Band of Horses is, quite literally, a different band from the one that released Everything All the Time, with singer Ben Bridwell the only member that's carried over from that 2006 breakthrough to the group's new Infinite Arms. While their debut invited a downpour of comparisons to The Shins, The Flaming Lips, My Morning Jacket and (retroactively) Fleet Foxes, Infinite Arms is less interested indie-rock's Neil Young revisionism than authentic, '70s folk- and country-rock. It's not the first album from an indie band to be likened to America, but it might be the first that some listeners could genuinely confuse for America.

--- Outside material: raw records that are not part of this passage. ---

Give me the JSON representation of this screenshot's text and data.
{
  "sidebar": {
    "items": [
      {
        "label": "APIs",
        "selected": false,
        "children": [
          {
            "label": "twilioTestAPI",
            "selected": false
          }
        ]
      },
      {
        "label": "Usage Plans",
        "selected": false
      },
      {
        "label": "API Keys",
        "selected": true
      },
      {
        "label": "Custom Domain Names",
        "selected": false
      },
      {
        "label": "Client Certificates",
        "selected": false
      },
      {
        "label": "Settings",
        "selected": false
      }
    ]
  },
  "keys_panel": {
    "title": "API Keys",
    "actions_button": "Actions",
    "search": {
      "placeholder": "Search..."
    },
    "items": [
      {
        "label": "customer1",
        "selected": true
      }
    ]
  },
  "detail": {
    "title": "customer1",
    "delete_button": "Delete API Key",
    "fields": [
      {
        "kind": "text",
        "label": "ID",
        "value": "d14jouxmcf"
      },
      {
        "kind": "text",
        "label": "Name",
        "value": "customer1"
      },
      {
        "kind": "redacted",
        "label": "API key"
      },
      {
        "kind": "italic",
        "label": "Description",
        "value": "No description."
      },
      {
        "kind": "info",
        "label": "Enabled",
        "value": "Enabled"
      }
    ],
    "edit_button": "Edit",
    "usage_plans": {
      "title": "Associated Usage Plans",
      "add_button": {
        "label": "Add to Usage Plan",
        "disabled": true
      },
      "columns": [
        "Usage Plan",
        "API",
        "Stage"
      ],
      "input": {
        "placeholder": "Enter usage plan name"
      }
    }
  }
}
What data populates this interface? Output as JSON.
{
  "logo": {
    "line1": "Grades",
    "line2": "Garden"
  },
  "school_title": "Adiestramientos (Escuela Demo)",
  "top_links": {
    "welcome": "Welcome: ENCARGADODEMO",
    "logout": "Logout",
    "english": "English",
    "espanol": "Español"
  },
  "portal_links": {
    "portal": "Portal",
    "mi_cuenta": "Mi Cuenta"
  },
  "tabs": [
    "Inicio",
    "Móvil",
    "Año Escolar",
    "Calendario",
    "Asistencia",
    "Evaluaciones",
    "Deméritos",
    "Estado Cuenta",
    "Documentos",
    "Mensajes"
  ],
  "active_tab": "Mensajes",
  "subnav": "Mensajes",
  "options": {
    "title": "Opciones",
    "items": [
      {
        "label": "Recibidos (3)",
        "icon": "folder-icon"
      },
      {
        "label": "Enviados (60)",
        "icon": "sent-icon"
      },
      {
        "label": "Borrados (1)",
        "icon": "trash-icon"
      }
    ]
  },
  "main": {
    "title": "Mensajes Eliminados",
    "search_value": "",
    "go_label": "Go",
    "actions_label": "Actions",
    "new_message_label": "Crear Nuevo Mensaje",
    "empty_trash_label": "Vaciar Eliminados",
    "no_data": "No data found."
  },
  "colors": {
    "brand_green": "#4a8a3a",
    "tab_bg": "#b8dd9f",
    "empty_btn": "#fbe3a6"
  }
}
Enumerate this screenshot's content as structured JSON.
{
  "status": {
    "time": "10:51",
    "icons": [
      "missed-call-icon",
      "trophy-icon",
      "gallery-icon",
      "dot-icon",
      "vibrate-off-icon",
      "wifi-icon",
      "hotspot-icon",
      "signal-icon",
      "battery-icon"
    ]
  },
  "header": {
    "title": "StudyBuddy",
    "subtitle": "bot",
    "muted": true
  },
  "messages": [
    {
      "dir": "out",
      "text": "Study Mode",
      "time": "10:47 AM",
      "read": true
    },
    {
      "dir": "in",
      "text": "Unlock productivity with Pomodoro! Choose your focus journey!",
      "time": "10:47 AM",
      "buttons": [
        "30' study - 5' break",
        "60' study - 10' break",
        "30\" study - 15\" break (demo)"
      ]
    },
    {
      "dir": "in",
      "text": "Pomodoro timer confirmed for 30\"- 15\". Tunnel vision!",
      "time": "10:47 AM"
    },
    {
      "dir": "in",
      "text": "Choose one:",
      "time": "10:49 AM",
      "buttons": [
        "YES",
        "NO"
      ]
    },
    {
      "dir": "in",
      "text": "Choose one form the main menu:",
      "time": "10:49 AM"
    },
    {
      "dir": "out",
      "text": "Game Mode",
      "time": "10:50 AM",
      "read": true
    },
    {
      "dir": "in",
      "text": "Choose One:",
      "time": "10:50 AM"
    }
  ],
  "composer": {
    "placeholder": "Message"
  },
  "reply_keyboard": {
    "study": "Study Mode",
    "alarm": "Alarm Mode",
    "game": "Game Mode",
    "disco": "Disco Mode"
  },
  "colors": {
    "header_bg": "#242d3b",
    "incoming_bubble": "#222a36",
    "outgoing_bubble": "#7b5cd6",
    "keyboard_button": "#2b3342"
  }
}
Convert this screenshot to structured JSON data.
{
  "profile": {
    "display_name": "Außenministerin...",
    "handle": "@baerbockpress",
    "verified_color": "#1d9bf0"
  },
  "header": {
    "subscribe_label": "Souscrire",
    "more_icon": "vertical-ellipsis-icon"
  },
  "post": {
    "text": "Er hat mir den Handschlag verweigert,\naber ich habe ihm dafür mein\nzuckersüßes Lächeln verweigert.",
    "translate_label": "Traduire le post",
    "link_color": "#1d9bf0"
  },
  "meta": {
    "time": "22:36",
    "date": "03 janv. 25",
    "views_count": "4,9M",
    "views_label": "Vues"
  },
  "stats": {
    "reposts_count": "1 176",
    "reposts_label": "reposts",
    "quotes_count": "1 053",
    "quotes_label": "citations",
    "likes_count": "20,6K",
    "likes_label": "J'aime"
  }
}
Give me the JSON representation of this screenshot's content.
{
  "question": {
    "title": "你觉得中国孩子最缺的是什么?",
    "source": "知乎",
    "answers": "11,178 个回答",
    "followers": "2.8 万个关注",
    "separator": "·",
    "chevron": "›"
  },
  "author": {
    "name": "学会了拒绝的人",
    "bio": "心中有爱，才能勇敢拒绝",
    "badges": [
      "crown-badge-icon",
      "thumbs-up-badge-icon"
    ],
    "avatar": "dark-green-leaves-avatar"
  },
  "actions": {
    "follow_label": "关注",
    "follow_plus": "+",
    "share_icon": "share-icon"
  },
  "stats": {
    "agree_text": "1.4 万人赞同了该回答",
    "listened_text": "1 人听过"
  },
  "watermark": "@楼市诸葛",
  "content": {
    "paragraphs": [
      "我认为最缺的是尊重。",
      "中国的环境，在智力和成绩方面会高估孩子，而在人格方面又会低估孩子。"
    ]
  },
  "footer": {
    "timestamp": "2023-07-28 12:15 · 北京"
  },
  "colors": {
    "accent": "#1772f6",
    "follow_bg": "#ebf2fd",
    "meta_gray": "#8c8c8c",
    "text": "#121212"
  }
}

There are plenty of expectedly pretty numbers here, and a couple of perfunctory rockers that give the album some welcome momentum, but at this point, most listeners come to Band of Horses hoping for big, transcendent moments like "The Funeral," and there aren't any on Infinite Arms.
Also out this week:
* LCD Soundsystem's heavily hyped, awesomely titled, purportedly final and mostly irresistible album This Is Happening
* Brothers, the workmanlike Black Keys record some fans have probably been hoping for after the blues-rock band's sometimes overreaching side projects and collaborations with Danger Mouse
* Distant Relatives, the almost-too-good-to-be-true collaboration between Nas and Damian Marley
*The Archandroid, the debut record from soul-funk charmer Janelle Monae, one of the rare R&B singers given the active endorsement of the indie-rock press
* Compass, a new record from a "soul" singer more inexplicably embraced in indie circles, Jamie Lidell
* And new discs from The Depreciation Guild, Toots and the Maytals and Macy Gray.